En met dat woord van schilderachtig wordt zoo zeker als iets zeker kan wezen, de beteekenis niet uitgeput van Moréas en van Barrès. Wie Le pélérin passionné, het boek van Moréas, dat wel een wat kinderachtig boek is, met aandacht en overgaaf leest, die bemerkt er de poging van den dichter in om uit de kinderachtig aangeleerde maniertjes van dichten tot een breeden en tegelijk levens- en bewegensvollen stijl te komen. Een oude mode werd verlaten, en een krachtiger wijs werd aangestemd. Zooals Moréas dat zelf uitdrukte, hij gaf den naam van symbolist op, om een Romaansch dichter te worden.

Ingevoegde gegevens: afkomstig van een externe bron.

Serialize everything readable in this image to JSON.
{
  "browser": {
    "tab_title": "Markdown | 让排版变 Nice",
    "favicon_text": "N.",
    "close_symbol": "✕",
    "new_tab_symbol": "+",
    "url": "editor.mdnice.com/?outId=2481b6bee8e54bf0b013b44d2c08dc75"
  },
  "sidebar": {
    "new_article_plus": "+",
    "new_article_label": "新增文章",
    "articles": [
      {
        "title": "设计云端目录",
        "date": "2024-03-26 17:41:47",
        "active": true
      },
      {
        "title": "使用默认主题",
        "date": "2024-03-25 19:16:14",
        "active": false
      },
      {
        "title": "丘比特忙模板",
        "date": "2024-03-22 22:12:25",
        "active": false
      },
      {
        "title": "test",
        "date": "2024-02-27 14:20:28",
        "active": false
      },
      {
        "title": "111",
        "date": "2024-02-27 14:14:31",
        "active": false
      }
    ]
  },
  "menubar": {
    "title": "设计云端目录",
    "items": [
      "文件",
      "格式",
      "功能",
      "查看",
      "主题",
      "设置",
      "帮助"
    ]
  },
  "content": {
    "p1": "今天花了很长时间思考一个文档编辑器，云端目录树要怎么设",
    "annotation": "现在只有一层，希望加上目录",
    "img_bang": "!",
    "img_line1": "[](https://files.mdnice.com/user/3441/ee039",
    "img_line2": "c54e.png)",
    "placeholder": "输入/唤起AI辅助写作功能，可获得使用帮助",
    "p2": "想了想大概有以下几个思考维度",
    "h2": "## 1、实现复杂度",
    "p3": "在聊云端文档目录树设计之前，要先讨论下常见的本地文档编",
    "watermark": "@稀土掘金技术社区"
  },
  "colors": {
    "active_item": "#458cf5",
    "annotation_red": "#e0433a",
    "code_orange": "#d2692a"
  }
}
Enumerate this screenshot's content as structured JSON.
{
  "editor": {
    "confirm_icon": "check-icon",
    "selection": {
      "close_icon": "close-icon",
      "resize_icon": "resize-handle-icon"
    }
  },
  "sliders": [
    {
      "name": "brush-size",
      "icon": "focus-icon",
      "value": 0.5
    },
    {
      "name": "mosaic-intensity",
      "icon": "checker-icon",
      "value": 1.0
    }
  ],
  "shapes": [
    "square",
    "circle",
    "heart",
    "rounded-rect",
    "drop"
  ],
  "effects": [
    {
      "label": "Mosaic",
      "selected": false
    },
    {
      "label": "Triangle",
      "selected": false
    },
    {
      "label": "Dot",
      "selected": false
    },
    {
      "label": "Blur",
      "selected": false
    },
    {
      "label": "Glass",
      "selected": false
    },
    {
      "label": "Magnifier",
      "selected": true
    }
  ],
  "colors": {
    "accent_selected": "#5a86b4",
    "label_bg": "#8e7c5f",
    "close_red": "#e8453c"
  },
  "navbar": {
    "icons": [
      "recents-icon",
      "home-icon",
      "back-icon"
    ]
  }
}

Bij Barrès, veel grooter dichter, d.i. schepper van geestelijk leven, dan Moréas, geschiedde hetzelfde. Le jardin de Bérénice duidt ook een transformatie aan, de ontwikkeling van een artist tot mensch. Maurice Barrès had zijn boek eerst tot titel gegeven het laatste woord van den Romeinschen Keizer, wien het vooral smartte dat zijn dood een kunstenaarsloopbaan afsneed: Qualis artifex pereo, wat 'n artist gaat er in mij verloren! Het boek, op zijn ironische, zedelooze manier, zegt den ondergang van den dichter; maar die dichter redt, uit den dood van zijn fantaseervrijheid, het gevoel dat hem in gemeenschap kan brengen met de menschheid.

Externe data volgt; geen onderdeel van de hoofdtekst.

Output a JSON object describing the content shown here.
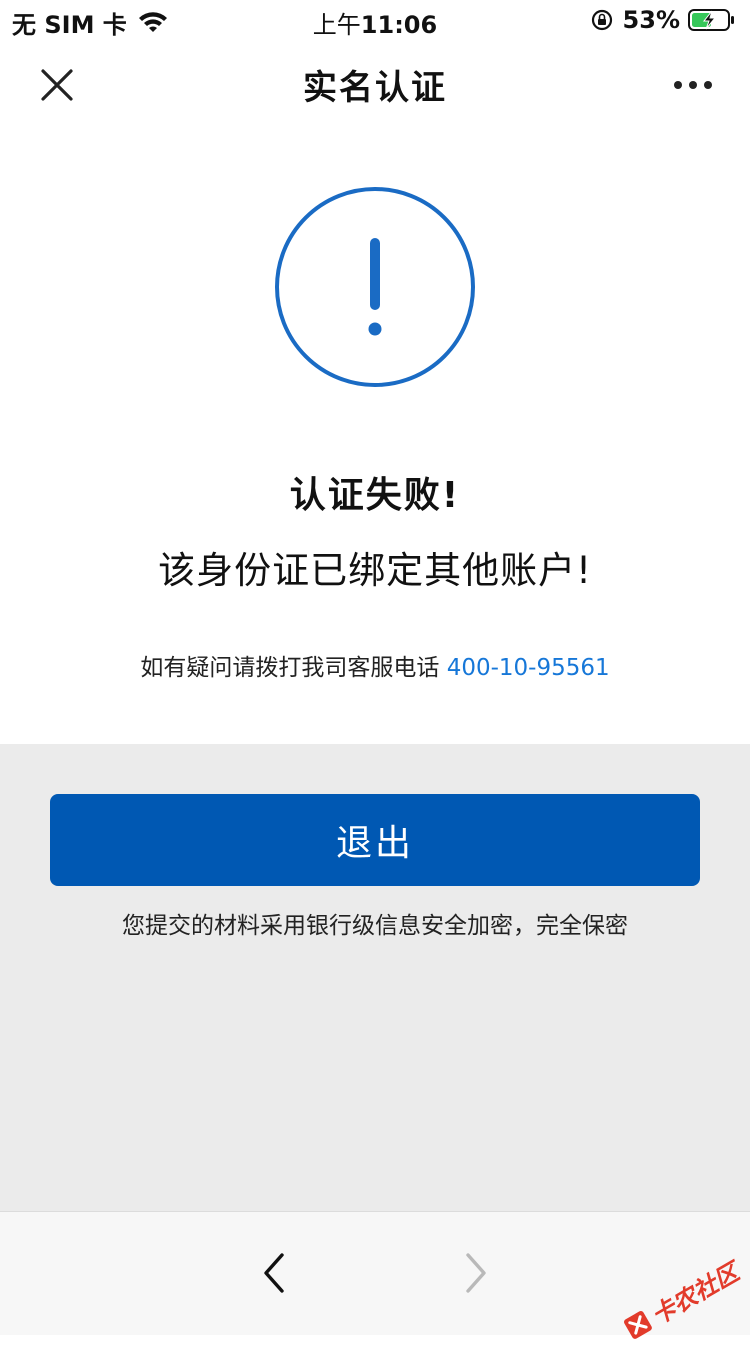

Le jardin de Bérénice is een verlaten tuintje, in de nabijheid van de doode zouten plassen aan den oever der Middellandsche zee; Aigues Mortes heet de stad waar het bij ligt; en de tuin zou als een kerkhof zijn, wanneer daar niet de lichte lachende gestalte rondging van Bérénice wier ziel toch de droefheid was van het gedrukte en gesmoorde zielsleven.
| |
| |
Zij, met haar kinderlijk verdriet en haar kinderlijke vroolijkheid, met haar brutale ervaring van het leven en de zonde van haar jeugd, - zij, met het gesloten geheim van haar ziel, moest vroeg heengaan in die doodsomgeving, als een bloemknop verflenst en verkreukeld door het lot, toch innig teeder om aan te zien. Bij haar lag de dood reeds aan de bron van het leven. Maar uit het verderf van die kinderziel raakt een nieuwe kracht de ziel van den dichter. De doodsgedachte wordt hem een voorwaarde voor het grooter en ruimer leven; en het gevoel dat voor hem is opgebloeid in den tuin van Bérénice is het antwoord op de klacht, het gebed dat Barrès' eerste boek besluit - het gebed aan 't slot van Sous l'oeil des Barbares, - hoeveel jonge harten hebben hem dat gebed nagebeden!
‘O maître, - l'effort égoïste et âpre m' a stérilisé. Il faut, mon maître, que tu me secoures. O maître, dissipe la torpeur douloureuse... Toi seul, ô mon maître, - je te supplie que par une suprème tutelle, tu me choisisses le sentier où s'accomplisse ma destinée.
Toi seul, ô maître, si tu existes quelque part, axiome, religion ou prince des hommes.’
Zoo was eenmaal uit den grond van zijn egoïste zelfvernedering de innige vraag gerezen tot de groote gesluierde Macht van het Leven, de twijfel, de smeeking, de drang...
‘Il faut, mon maître que tu me secoures!’
En het antwoord kwam uit de ziel zelf, uit de ziel der persoonlijkheid wier lichtzinnig melancolische avonturen in het superieur-spottende boek worden verteld.
Mon âme est un jardin....
zoo zou Barrès den dichter van dit tijdperk, Albert Samain met zijn Au Jardin de l'Infante, hebben kunnen parodieeren.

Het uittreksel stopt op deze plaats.